Ketika disebut tirakatan maknanya adalah tradisi sebagian masyarakat untuk mengisi hari raya Idul Fithri dengan cara lek lekan (tidak tidur semalaman).  Tradisi tersebut diisi dengan berbagai kegiatan untuk mengasah kesadaran spiritual, tetapi kadang diawali dengan sambutan-sambutan dalam acara Syawalan. 

Waktu penyelenggaraannya  tidak sama antara satu kelompok masyarakat dengan masyarakat lain, tetapi tetap masih di bulan Syawal. Dalam masyarakat pesantren, tirakat menggabungkan pengekangan dan pengendalian hawa nafsu (riyadhah)  dan  penempuhan jalan tertentu (thoriqat) untuk mencapai yang diinginkn.

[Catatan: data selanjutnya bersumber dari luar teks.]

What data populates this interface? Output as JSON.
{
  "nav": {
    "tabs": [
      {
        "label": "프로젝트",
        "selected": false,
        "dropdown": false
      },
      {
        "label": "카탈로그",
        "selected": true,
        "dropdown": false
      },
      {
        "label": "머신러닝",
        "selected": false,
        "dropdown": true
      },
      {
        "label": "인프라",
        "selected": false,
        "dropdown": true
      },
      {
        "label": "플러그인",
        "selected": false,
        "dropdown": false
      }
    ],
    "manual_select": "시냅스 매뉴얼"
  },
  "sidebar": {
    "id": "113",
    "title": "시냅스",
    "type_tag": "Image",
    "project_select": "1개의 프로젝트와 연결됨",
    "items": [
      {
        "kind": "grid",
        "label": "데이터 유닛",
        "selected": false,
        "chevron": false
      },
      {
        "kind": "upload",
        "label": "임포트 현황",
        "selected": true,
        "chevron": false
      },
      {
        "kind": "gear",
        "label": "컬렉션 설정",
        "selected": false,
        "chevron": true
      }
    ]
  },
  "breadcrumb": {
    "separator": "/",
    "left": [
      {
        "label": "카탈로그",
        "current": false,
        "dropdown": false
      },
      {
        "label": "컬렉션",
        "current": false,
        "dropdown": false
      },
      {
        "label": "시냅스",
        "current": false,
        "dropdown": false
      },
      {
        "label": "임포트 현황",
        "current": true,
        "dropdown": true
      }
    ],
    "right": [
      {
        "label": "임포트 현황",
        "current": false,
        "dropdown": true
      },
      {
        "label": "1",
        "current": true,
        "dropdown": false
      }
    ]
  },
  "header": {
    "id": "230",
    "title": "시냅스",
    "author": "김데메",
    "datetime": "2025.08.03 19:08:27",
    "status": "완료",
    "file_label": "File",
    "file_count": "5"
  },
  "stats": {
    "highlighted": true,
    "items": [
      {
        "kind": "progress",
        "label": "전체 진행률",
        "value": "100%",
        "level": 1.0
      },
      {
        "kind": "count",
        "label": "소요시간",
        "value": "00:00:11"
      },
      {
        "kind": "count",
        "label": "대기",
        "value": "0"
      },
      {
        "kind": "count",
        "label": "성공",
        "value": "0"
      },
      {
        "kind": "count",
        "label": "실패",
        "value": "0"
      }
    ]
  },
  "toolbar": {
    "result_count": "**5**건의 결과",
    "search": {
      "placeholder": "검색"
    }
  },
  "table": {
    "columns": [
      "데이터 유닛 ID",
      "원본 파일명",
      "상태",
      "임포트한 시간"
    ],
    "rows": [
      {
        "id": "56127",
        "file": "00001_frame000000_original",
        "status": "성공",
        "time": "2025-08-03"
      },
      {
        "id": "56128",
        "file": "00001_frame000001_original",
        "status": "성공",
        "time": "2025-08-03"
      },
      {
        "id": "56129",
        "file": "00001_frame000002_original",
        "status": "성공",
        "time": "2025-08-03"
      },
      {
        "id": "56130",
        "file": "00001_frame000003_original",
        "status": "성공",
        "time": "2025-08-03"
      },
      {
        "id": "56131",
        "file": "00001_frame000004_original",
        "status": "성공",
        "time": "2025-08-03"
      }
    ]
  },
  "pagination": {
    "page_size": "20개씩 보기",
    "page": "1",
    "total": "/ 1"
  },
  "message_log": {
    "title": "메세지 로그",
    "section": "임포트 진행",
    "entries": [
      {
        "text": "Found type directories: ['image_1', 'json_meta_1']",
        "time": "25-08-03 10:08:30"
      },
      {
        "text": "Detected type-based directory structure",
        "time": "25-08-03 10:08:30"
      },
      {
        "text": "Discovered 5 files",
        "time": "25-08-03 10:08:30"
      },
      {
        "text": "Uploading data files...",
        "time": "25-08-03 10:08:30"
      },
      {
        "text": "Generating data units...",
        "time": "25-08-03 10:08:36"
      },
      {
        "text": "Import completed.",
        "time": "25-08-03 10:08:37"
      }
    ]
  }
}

Berbagai jenis tirakat yang dikenal di kalangan pesantren adalah puasa Ndawud, puasa Senin Kamis, mutih, ngrowot, pusa Ndala’il, dan lain-lain, diiringi dengan pembacaan hizib, doa, ratib, dan lain-lain yang diperoleh dengan cara ijazah dari guru.

Cara detil dalam melakukan tirakat, bisa berbeda-beda antara di antara setiap pelaku, tergantung bagaimana ijazah yang diberikan oleh guru. Menjalani tirakat diyakini masyarakat NU bisa menjadikan kualitas spiritual semakin dekat dengan Allah dan hajat bisa dikabulkan, bila dilakukan dengan benar dan diselesaikan secara purna.

Karena itulah, tidak jarang orang tua di kalangan masyarakat NU menjalani tirakat agar anaknya dikaruniai ilmu yang bermanfaat, menjadi `arifin, dan lain-lain; dan untuk kepentingan-kepentingan lain.